Vanushi Walters with her children and two other Board members

Vanushi Walters is an experienced international human rights solicitor and has been appointed to her first State Sector board as a Trustee of Foundation North. We asked her a few questions to find out more about how she got interested in taking on governance roles.

Tell us about yourself?

For as long as I can remember I’ve been passionate about social justice and the impact individuals and communities can have influencing the injustices that happen here in New Zealand and globally.   It’s because of this perspective that I decided to study to become a human rights lawyer two decades ago.

I’m proud to be a Sri Lankan New Zealander and when I’m not busy with work, I enjoy spending time with my husband and our three small sons.  We live in the bush in Titirangi and there’s always something beautiful to see or a new place out west to explore.

Tell us about your governance journey.

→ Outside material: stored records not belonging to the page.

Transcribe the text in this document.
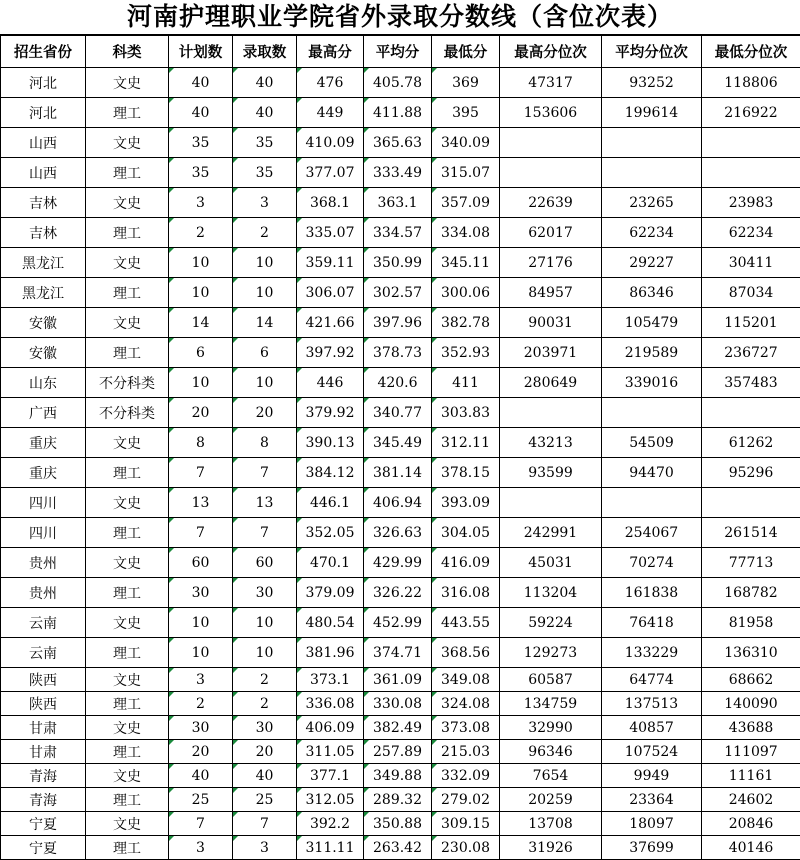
河南护理职业学院省外录取分数线（含位次表）
招生省份	科类	计划数	录取数	最高分	平均分	最低分	最高分位次	平均分位次	最低分位次
河北	文史	40	40	476	405.78	369	47317	93252	118806
河北	理工	40	40	449	411.88	395	153606	199614	216922
山西	文史	35	35	410.09	365.63	340.09			
山西	理工	35	35	377.07	333.49	315.07			
吉林	文史	3	3	368.1	363.1	357.09	22639	23265	23983
吉林	理工	2	2	335.07	334.57	334.08	62017	62234	62234
黑龙江	文史	10	10	359.11	350.99	345.11	27176	29227	30411
黑龙江	理工	10	10	306.07	302.57	300.06	84957	86346	87034
安徽	文史	14	14	421.66	397.96	382.78	90031	105479	115201
安徽	理工	6	6	397.92	378.73	352.93	203971	219589	236727
山东	不分科类	10	10	446	420.6	411	280649	339016	357483
广西	不分科类	20	20	379.92	340.77	303.83			
重庆	文史	8	8	390.13	345.49	312.11	43213	54509	61262
重庆	理工	7	7	384.12	381.14	378.15	93599	94470	95296
四川	文史	13	13	446.1	406.94	393.09			
四川	理工	7	7	352.05	326.63	304.05	242991	254067	261514
贵州	文史	60	60	470.1	429.99	416.09	45031	70274	77713
贵州	理工	30	30	379.09	326.22	316.08	113204	161838	168782
云南	文史	10	10	480.54	452.99	443.55	59224	76418	81958
云南	理工	10	10	381.96	374.71	368.56	129273	133229	136310
陕西	文史	3	2	373.1	361.09	349.08	60587	64774	68662
陕西	理工	2	2	336.08	330.08	324.08	134759	137513	140090
甘肃	文史	30	30	406.09	382.49	373.08	32990	40857	43688
甘肃	理工	20	20	311.05	257.89	215.03	96346	107524	111097
青海	文史	40	40	377.1	349.88	332.09	7654	9949	11161
青海	理工	25	25	312.05	289.32	279.02	20259	23364	24602
宁夏	文史	7	7	392.2	350.88	309.15	13708	18097	20846
宁夏	理工	3	3	311.11	263.42	230.08	31926	37699	40146
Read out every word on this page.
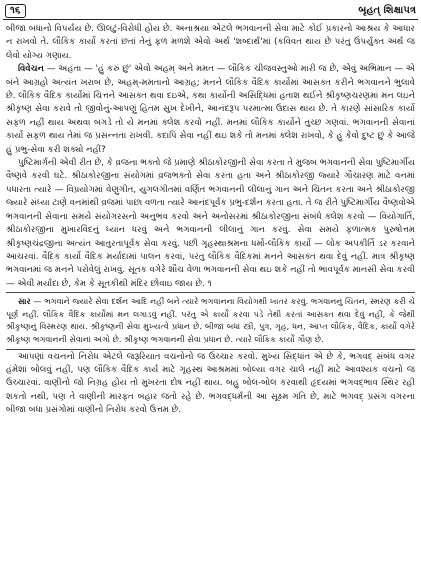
૧૬	બૃહત્ શિક્ષાપત્ર

બીજા બધાનો વિપર્યય છે. ઊલટું-વિરોધી હોય છે. અનાશ્રયા એટલે ભગવાનની સેવા માટે કોઈ પ્રકારનો આશ્રય કે આધાર ન રાખવો તે. લૌકિક કાર્યો કરતાં છતાં તેનું ફળ મળશે એવો અર્થ 'શબ્દાર્થ'માં (કવિવત થાય છે પરંતુ ઉપર્યુક્ત અર્થ જ લેવો યોગ્ય ગણાય.

વિવેચન — અહંતા — 'હું કરું છું' એવો અહમ્ અને મમત — લૌકિક ચીજવસ્તુઓ મારી જ છે, એવું અભિમાન — એ બંને આગ્રહો અત્યંત ખરાબ છે, અહમ્-મમતાનો આગ્રહ; મનને લૌકિક વૈદિક કાર્યોમાં આસક્ત કરીને ભગવાનને ભુલાવે છે. લૌકિક વૈદિક કાર્યોમાં ચિત્તને આસક્ત થવા દઇએ, કથા કાર્યોની અસિદ્ધિમાં હતાશ થઈને શ્રીકૃષ્ણચરણમાં મન લઇને શ્રીકૃષ્ણ સેવા કરાવે તો જીવોનું-આપણું હિતમ સુખ દેખીને, આનંદરૂપ પરમાત્મા ઉદાસ થાય છે. તે કારણે સાંસારિક કાર્યો સફળ નહીં થાય અથવા બગડે તો યે મનમાં ક્લેશ કરવો નહીં. મનમાં લૌકિક કાર્યોને તુચ્છ ગણવાં. ભગવાનની સેવાનાં કાર્યો સફળ થાય તેમાં જ પ્રસન્નતા રાખવી. કદાપિ સેવા નહીં થઇ શકે તો મનમાં ક્લેશ રાખવો, કે હું કેવો દુષ્ટ છું કે આજે હું પ્રભુ-સેવા કરી શક્યો નહીં?

પુષ્ટિમાર્ગની એવી રીત છે, કે વ્રજના ભક્તો જે પ્રમાણે શ્રીઠાકોરજીની સેવા કરતા તે મુજબ ભગવાનની સેવા પુષ્ટિમાર્ગીય વૈષ્ણવે કરવી ઘટે. શ્રીઠાકોરજીના સંયોગમાં વ્રજભક્તો સેવા કરતા હતા અને શ્રીઠાકોરજી જ્યારે ગૌચારણ માટે વનમાં પધારતા ત્યારે — વિપ્રયોગમાં વેણુગીત, યુગલગીતમાં વર્ણિત ભગવાનની લીલાનું ગાન અને ચિંતન કરતા અને શ્રીઠાકોરજી જ્યારે સંધ્યા ટાણે વનમાંથી વ્રજમાં પાછા વળતા ત્યારે આનંદપૂર્વક પ્રભુ-દર્શન કરતા હતા. તે જ રીતે પુષ્ટિમાર્ગીય વૈષ્ણવોએ ભગવાનની સેવાના સમયે સંયોગરસનો અનુભવ કરવો અને અનોસરમાં શ્રીઠાકોરજીના સંબંધે ક્લેશ કરવો — વિયોગાર્તિ, શ્રીઠાકોરજીના મુખારવિંદનું ધ્યાન ધરવું અને ભગવાનની લીલાનું ગાન કરવું. સેવા સમયે ફળાત્મક પુરુષોત્તમ શ્રીકૃષ્ણચંદ્રજીના અત્યંત આતુરતાપૂર્વક સેવા કરવું. પછી ગૃહસ્થાશ્રમના ધર્મો-લૌકિક કાર્યો — લોક અપકીર્તિ ડર કરવાને આચરવાં. વૈદિક કાર્યો વૈદિક મર્યાદામાં પાલન કરવાં, પરંતુ લૌકિક વૈદિકમાં મનને આસક્ત થવા દેવું નહીં. માત્ર શ્રીકૃષ્ણ ભગવાનમાં જ મનને પરોવેલું રાખવું. સૂતક વગેરે શૌચ વેળા ભગવાનની સેવા થઇ શકે નહીં તો ભાવપૂર્વક માનસી સેવા કરવી — એવી મર્યાદા છે, કેમ કે સૂતકીથી મંદિર છોવાઇ જાય છે. ૧

સાર — ભગવાને જ્યારે સેવા દર્શન આદિ નહીં બને ત્યારે ભગવાનના વિયોગથી ખાતર કરવું. ભગવાનનું ચિંતન, સ્મરણ કરી ચે પૂર્ણ નહીં. લૌકિક વૈદિક કાર્યોમાં મન લગાડવું નહીં. પરંતુ એ કાર્યો કરવા પડે તેથી કરતાં આસક્ત થવા દેવું નહીં, કે જેથી શ્રીકૃષ્ણનું વિસ્મરણ થાય. શ્રીકૃષ્ણની સેવા મુખ્યત્વે પ્રધાન છે. બીજાં બધાં સ્ત્રી, પુત્ર, ગૃહ, ધન, આપ્ત લૌકિક, વૈદિક, કાર્યો વગેરે શ્રીકૃષ્ણ ભગવાનની સેવાનાં અંગો છે. શ્રીકૃષ્ણ ભગવાનની સેવા પ્રધાન છે. ત્યારે લૌકિક કાર્યો ગૌણ છે.

આપણાં વચનનો નિરોધ એટલે જરૂરિયાત વચનોનો જ ઉચ્ચાર કરવો. મુખ્ય સિદ્ધાંત એ છે કે, ભગવદ્ સંબંધ વગર હંમેશાં બોલવું નહીં, પણ લૌકિક વૈદિક કાર્ય માટે ગૃહસ્થ આશ્રમમાં બોલ્યા વગર ચાલે નહીં માટે આવશ્યક વચનો જ ઉચ્ચારવાં. વાણીનો જો નિગ્રહ હોય તો મુખરતા દોષ નહીં થાય. બહુ બોલ-બોલ કરવાથી હૃદયમાં ભગવદ્ભાવ સ્થિર રહી શકતો નથી, પણ તે વાણીની મારફત બહાર જતો રહે છે. ભગવદ્ધર્મની આ સૂક્ષ્મ ગતિ છે, માટે ભગવદ્ પ્રસંગ વગરના બીજા બધા પ્રસંગોમાં વાણીનો નિરોધ કરવો ઉત્તમ છે.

Why did you pursue a career in governance?

My governance journey began as a teenager.  I heard a story about my father’s second cousin, a journalist in Sri Lanka who had been killed in 1990 for expressing his views about the then government.  It led me down a path of volunteering with Amnesty International and I quickly gravitated to policy discussions and governance decision making.  I was elected to the New Zealand Board of Amnesty while studying law and when I took up my first legal practising role I was elected onto Amnesty’s Global Board.

Tell us about your board success to date. What are you most proud of achieving while on your board?

I served on Amnesty’s International Board for six years in my twenties and it was a time of a lot of change for the organisation. I’m most proud of the human rights policy work I was part of leading at a governance level that included developments regard to a sexual and reproductive rights policy, the shift deeper into campaigning on economic social and cultural rights and the beginnings of policy discussions about climate change and its impact on human rights.   I also had the privilege to work alongside leaders within Amnesty globally but in particular in Mongolia, Nepal and the Philippines to develop the governance capabilities of their Boards.

If you could give one piece of advice to new directors/board members, what would it be?

Good governance requires a broad skill set. That’s why it always requires a team. It’s about mapping out the strategic direction for an organisation or entity to achieve the best it can for stakeholder as well as being the rudder to provide a steer if waters get choppy or a new opportunity presents.  Importantly it’s also about supporting your operational leadership team.  Knowing when they should be taking the lead and when you as the governance team should take the lead and of course being a good employer.  Despite these general reflections I do think each governance role is different.  Share the skills you bring, be open to learning and enjoy the important role you hold in your new tribe.

Who is the person that has influenced you most?

There have been so many people who have had a positive influence on my life.  One person who stands out is my mother. Not only has she always supported and encouraged me but there’s a little intervention she made when I was five that I’ll always remember.  I was walking to her office after school when a man started following me.  I remember he was fully suited and looked like he was on his way to a meeting.  He followed close behind me and said repeatedly “Go back to where you came from. You don’t belong here; this isn’t your country”.  When I eventually told my mother, I expected that she would be as angry as I felt. Though she initially looked shocked she quickly softened and said “That poor man.  Just imagine what sort of life he’s living that he would say something like that to a little girl”.  What stuck with me is that if I wanted to change behaviours or realities, I needed to look more closely at the reality I’m trying to change.  It’s easy to react in anger or frustration but to think through how to address discrimination in a deeper way, that requires a deep breath, reflection and lots of conversations.